De acordo com o juiz designado para o mutirão em Tramandaí neste mês, Marcelo Malizia Cabral, os números alcançados resultam de um esforço conjunto entre a Administração do Tribunal de Justiça do Rio Grande do Sul (TJ-RS), juízes, servidores e estagiários da Comarca.

“Estamos muito satisfeitos com os resultados desses primeiros dias de trabalho”, orgulha-se Cabral. “Os números demonstram o produto do esforço coletivo, servindo de estímulo para que aprimoremos ainda mais as atividades até o final do veraneio.”

Ele também agradeceu aos demais integrantes do sistema de Justiça, como Ministério Público (MP), Defensoria Pública, seccional gaúcha da Ordem dos Advogados do Brasil (OAB) e forças de segurança pública: “Essa colaboração tem sido fundamental para o êxito do projeto e para a redução dos índices de violência no Litoral Norte durante o período”.

Balanço inicial

Até agora, o mutirão contabiliza 28 audiências de custódia para o exame da legalidade de prisões ocorridas aos finais de semana e feriados. Também foram decretadas as prisões preventivas de 24 pessoas investigadas por crimes como tráfico de entorpecentes, estupro, assaltos e violência doméstica.

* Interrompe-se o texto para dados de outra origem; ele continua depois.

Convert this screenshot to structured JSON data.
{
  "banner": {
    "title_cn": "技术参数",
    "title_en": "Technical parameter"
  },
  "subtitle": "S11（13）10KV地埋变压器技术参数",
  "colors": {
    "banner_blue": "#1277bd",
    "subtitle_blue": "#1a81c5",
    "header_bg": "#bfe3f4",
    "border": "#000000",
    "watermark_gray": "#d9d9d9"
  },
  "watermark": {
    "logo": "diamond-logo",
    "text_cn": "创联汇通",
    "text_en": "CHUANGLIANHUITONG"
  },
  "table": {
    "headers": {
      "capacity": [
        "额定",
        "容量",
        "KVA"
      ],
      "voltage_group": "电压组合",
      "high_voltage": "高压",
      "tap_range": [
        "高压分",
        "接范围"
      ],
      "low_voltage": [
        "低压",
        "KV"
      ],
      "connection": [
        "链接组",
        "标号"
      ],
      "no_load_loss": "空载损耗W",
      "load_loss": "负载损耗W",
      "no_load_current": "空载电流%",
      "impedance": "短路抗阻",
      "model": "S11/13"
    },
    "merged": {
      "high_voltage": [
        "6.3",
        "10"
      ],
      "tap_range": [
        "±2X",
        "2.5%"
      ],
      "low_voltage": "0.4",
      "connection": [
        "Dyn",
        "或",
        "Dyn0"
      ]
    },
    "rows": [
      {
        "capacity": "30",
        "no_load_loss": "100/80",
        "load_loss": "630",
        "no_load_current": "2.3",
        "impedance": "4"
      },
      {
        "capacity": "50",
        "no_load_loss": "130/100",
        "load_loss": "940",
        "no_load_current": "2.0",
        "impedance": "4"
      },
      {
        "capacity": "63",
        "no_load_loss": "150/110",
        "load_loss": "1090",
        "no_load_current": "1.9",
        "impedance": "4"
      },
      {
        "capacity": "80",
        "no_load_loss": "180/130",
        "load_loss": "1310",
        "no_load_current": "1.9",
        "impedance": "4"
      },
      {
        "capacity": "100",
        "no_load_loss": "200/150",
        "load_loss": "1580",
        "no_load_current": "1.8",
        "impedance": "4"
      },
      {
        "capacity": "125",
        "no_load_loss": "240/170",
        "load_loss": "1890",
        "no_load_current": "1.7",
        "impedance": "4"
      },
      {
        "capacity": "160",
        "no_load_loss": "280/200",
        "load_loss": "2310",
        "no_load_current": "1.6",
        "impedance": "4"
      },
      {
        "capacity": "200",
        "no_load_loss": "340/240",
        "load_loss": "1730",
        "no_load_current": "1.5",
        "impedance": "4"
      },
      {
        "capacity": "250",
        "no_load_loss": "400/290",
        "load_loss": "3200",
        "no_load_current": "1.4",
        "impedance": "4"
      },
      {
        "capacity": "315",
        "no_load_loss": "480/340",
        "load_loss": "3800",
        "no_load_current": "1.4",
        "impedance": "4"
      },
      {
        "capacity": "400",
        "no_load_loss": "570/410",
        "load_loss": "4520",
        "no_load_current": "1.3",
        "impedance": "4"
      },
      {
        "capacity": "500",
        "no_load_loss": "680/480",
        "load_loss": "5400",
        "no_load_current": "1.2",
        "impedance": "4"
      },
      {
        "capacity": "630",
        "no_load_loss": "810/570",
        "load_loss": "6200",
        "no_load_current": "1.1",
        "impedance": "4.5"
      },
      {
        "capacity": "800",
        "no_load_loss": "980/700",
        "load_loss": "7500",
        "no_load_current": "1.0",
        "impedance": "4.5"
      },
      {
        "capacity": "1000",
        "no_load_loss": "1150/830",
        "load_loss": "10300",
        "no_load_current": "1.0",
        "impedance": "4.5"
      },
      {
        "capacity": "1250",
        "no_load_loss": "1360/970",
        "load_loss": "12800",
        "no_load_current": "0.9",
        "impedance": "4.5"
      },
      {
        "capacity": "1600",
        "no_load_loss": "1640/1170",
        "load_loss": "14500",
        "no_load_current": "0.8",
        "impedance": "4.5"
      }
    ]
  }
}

Nas audiências de custódia também foram impostas medidas cautelares para proibir a condução de veículo automotor por pessoas autuadas em flagrante pelo crime de embriaguez ao volante.

Outras medidas

Por meio do regime de plantão, o projeto “Justiça no Veraneio” deferiu medidas protetivas a 11 mulheres vítimas de violência doméstica e analisou 28 autos de prisão em flagrante, além de examinar vários outros pedidos.

O trabalho das equipes abrange, ainda, 23 audiências criminais, por meio das quais foram ouvidas 89 pessoas. E foi encerrada a fase de instrução em 16 casos envolvendo ocorrências policiais registradas recentemente, bem como processos em que os acusados presos preventivamente respondem por acusação de homicídio, roubo, estupro,  violência doméstica e tráfico de entorpecentes.